The team followed the model of the test pyramid, with a large amount of tests written at the unit level. Because the feeds and ETL code were written in pure C#, it was possible to use C# tools like MSTest to run the unit tests, while mocking out the schema. This mocking approach allowed making schema changes without breaking the feed and ETL unit test phases, and for developers to work on those components independently. Test-driven development was used to get fast feedback on the code being developed.
The integration tests were split into two stages, one for the database and one for the feeds. As well as verifying the component integration, they played the role of acceptance tests for the business requirements. There were few, relatively large integration tests, each covering a complete system requirement for a single consuming downstream system.
The team followed acceptance-test-driven development. Before a new feature was implemented, a conversation would take place between the developers, BAs and stakeholders. Afterwards, the developers produced new input data and the expected output data. As both the input and output was in the form of human-readable files, the BAs were in a position to check and sign-off the test data changes before implementation started.
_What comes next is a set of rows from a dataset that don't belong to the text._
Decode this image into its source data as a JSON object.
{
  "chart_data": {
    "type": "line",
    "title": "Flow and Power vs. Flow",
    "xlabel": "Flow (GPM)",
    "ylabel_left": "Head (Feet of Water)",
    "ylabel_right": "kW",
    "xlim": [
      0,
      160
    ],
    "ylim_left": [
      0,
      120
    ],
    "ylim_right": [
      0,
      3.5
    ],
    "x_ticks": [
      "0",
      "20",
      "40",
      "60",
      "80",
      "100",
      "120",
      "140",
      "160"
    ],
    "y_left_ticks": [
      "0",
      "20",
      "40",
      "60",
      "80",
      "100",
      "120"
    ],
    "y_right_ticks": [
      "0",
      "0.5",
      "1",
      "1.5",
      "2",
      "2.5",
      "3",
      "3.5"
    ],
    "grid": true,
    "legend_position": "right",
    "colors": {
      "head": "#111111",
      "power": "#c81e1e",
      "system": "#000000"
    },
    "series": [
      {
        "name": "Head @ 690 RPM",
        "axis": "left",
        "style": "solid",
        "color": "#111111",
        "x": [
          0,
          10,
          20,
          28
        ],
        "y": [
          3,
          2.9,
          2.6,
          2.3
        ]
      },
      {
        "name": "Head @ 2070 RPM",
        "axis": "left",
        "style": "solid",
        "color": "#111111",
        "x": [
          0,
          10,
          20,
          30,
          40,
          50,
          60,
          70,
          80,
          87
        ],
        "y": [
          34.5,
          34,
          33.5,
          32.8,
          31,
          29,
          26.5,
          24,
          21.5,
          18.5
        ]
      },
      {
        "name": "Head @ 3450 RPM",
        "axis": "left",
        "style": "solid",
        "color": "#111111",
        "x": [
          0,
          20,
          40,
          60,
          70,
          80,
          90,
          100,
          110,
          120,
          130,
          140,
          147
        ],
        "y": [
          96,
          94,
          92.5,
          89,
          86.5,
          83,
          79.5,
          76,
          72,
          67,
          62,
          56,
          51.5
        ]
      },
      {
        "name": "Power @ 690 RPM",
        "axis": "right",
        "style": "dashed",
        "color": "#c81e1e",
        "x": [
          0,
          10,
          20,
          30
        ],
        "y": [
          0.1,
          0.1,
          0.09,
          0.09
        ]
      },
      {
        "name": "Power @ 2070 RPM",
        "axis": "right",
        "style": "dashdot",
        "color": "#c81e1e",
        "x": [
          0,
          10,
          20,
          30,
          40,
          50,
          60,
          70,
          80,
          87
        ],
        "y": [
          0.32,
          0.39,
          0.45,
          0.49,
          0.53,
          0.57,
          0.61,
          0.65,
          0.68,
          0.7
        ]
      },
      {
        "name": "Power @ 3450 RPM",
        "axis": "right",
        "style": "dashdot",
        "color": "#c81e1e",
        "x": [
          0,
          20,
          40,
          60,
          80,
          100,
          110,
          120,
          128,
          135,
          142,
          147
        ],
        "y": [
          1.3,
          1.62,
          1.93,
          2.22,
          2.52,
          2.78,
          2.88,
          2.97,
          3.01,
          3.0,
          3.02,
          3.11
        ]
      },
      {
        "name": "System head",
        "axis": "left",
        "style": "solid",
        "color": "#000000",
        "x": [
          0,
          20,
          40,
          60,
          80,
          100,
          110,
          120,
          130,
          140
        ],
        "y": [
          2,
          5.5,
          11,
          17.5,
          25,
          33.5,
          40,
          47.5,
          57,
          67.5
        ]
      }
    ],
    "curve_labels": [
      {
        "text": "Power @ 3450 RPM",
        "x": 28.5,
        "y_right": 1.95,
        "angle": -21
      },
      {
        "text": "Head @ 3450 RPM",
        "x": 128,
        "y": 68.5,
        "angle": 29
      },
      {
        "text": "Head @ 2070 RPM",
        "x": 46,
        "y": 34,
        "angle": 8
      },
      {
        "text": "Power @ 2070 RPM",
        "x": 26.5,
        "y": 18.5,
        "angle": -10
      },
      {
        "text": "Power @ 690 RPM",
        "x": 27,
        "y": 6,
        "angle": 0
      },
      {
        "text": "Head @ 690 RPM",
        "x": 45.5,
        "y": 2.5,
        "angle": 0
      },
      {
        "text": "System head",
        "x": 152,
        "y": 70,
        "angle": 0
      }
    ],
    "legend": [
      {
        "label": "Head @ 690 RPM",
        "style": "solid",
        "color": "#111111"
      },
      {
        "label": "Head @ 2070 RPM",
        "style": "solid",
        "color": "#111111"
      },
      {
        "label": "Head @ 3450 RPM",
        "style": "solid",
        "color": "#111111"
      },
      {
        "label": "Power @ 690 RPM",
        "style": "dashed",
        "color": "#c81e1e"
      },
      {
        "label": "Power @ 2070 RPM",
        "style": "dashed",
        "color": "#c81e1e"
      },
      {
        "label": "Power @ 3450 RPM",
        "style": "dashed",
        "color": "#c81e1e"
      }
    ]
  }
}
At the start of the project, the team explored the possibility of abstracting the database in the integration tests, but decided not to pursue this strategy because the technical costs outweighed the yielded returns. Input data was mostly hand-crafted, and then augmented by special cases extracted from production data. The team created custom libraries for comparing expected and actual output data, which were able to ignore differences in id and timestamp fields, and allowed tolerances when comparing numeric fields. The integration test suite also included performance tests, run with data volumes of different t-shirt sizes (small/medium/large).
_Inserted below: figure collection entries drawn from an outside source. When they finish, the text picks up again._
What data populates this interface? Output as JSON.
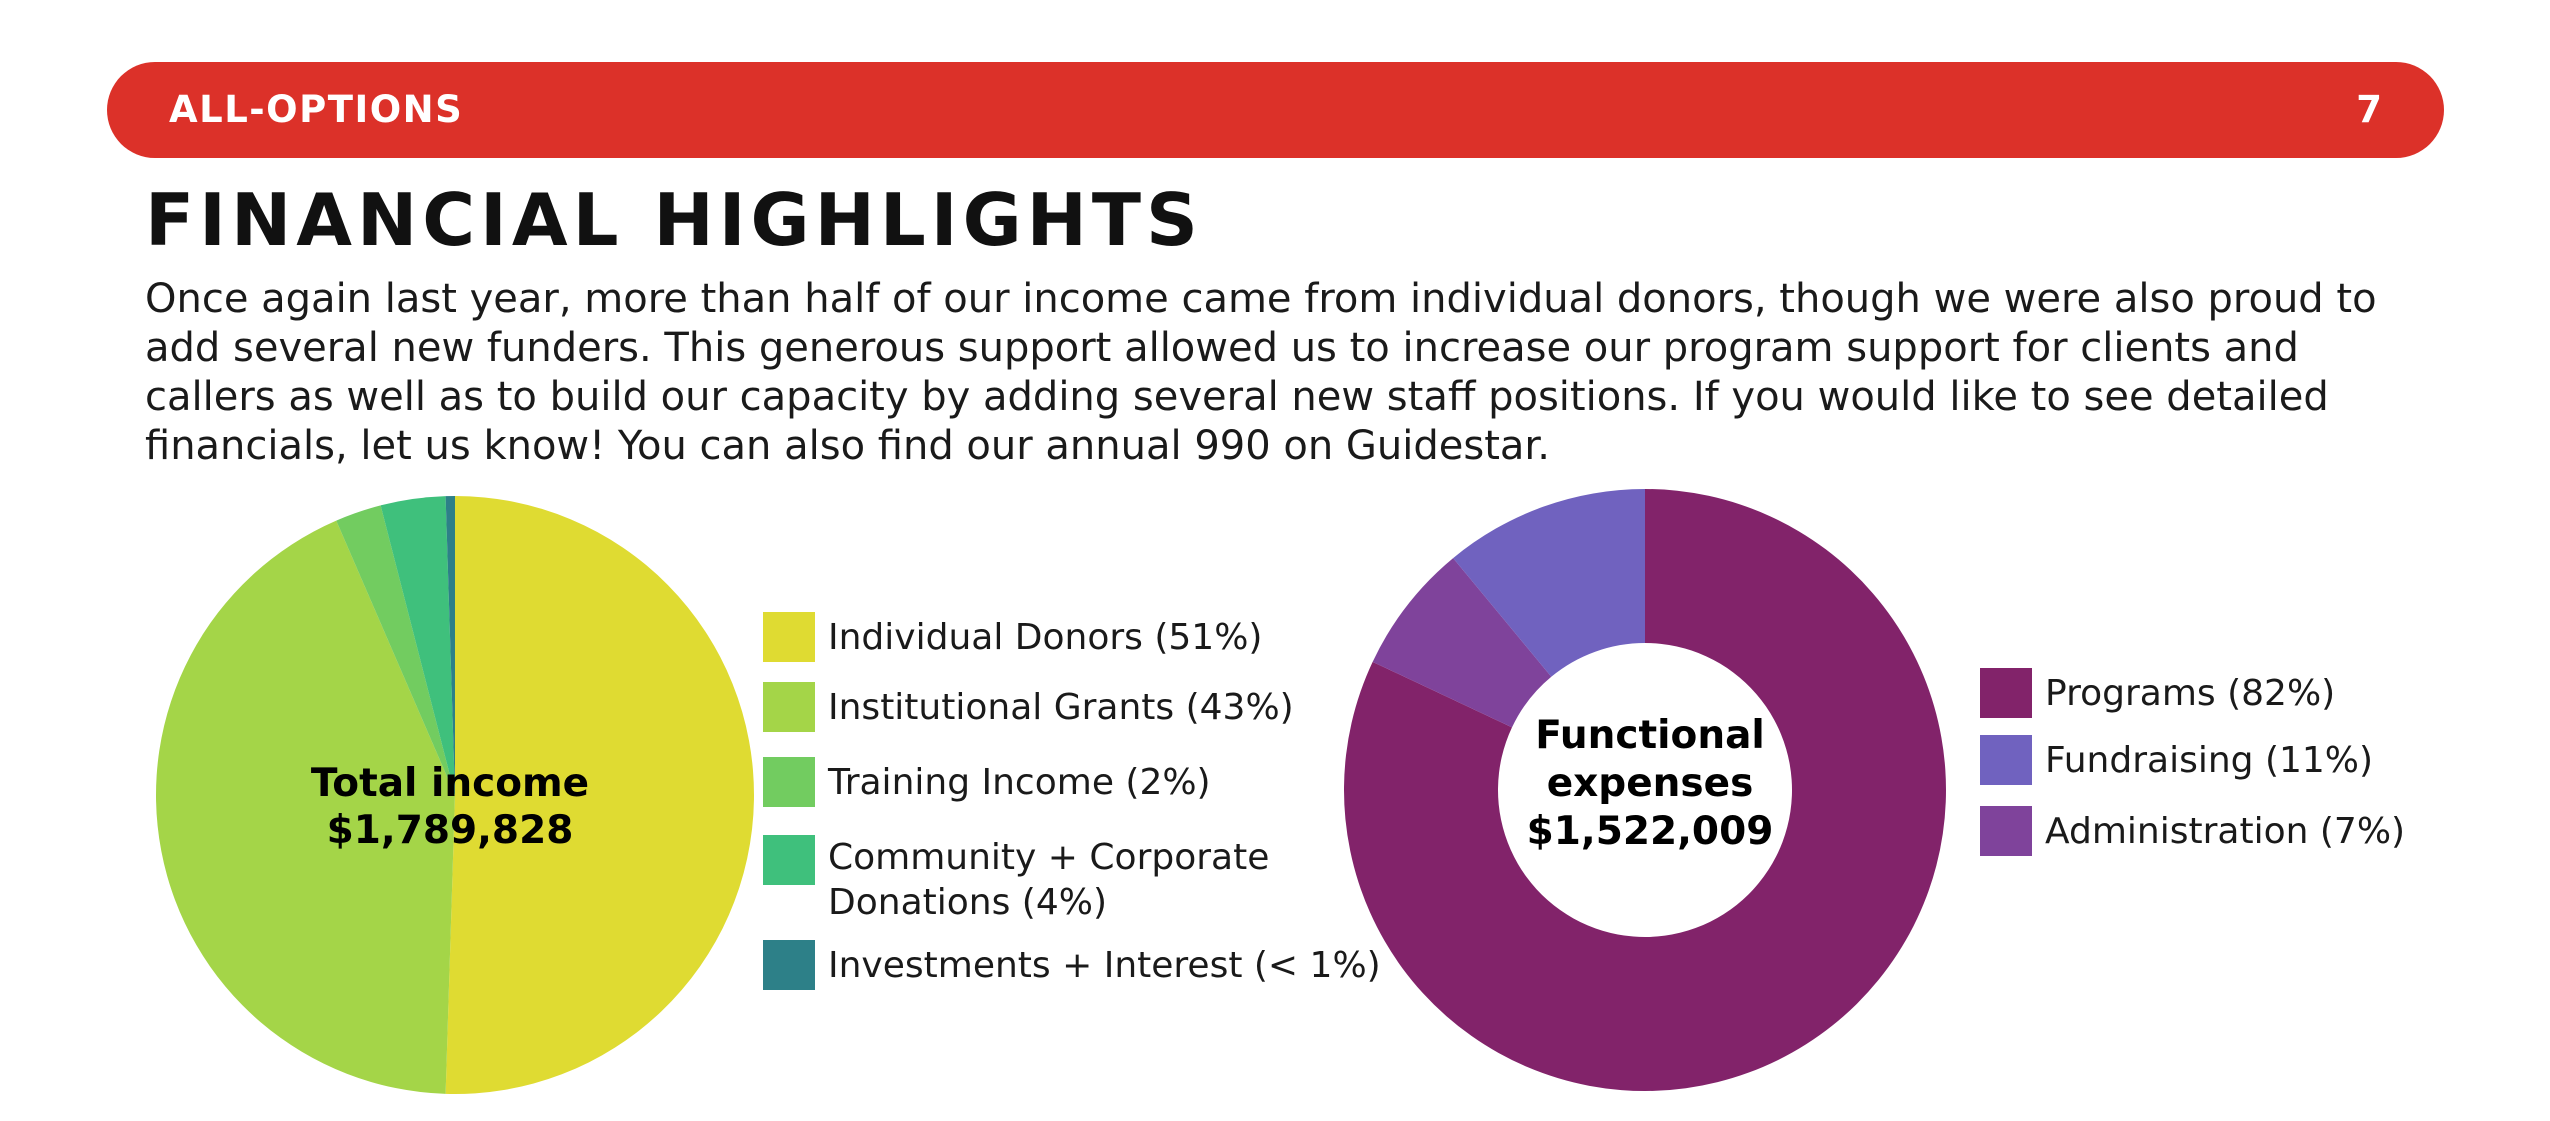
{
  "header": {
    "left": "ALL-OPTIONS",
    "right": "7"
  },
  "title": "FINANCIAL HIGHLIGHTS",
  "intro": "Once again last year, more than half of our income came from individual donors, though we were also proud to add several new funders. This generous support allowed us to increase our program support for clients and callers as well as to build our capacity by adding several new staff positions. If you would like to see detailed financials, let us know! You can also find our annual 990 on Guidestar.",
  "colors": {
    "header": "#dc3129"
  },
  "chart_data": [
    {
      "type": "pie",
      "center_label": [
        "Total income",
        "$1,789,828"
      ],
      "categories": [
        "Individual Donors (51%)",
        "Institutional Grants (43%)",
        "Training Income (2%)",
        "Community + Corporate Donations (4%)",
        "Investments + Interest (< 1%)"
      ],
      "legend_lines": [
        [
          "Individual Donors (51%)"
        ],
        [
          "Institutional Grants (43%)"
        ],
        [
          "Training Income (2%)"
        ],
        [
          "Community + Corporate",
          "Donations (4%)"
        ],
        [
          "Investments + Interest (< 1%)"
        ]
      ],
      "values": [
        50.5,
        43.0,
        2.5,
        3.5,
        0.5
      ],
      "colors": [
        "#dfdb32",
        "#a4d548",
        "#72cc60",
        "#3fc07c",
        "#2d8088"
      ],
      "legend_placement": "right"
    },
    {
      "type": "pie",
      "donut": true,
      "center_label": [
        "Functional",
        "expenses",
        "$1,522,009"
      ],
      "categories": [
        "Programs (82%)",
        "Fundraising (11%)",
        "Administration (7%)"
      ],
      "values": [
        82,
        11,
        7
      ],
      "slice_order": [
        0,
        2,
        1
      ],
      "colors": [
        "#82236a",
        "#7062bf",
        "#7f439b"
      ],
      "legend_placement": "right"
    }
  ]
}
The path to live and releasing
By the time a change had successfully travelled through the pipeline, the team had a high level of confidence about its correctness, and would ideally liked to deliver continuously into production. The team’s tricky change management constraints meant that this was not possible; nonetheless, the pipeline made sure that there were virtually no surprises when the time came to release. Because each release contained numerous changes, a short exploratory testing phase on a production-like environment was necessary prior to each release.
The end result
The team was able to successfully replace the legacy system and the new system has been running without problems in production for more than a year now. Along the way, the team experienced no failed releases. Only a single urgent production bugfix – to fix a performance problem – was ever necessary. The problem was not uncovered during testing because of differing configurations between the test and production environments. Because the pipeline was fast enough, the team were able to put the bugfix through it just like any other change, and didn’t have to expedite it virtually untested, as often happens in such situations.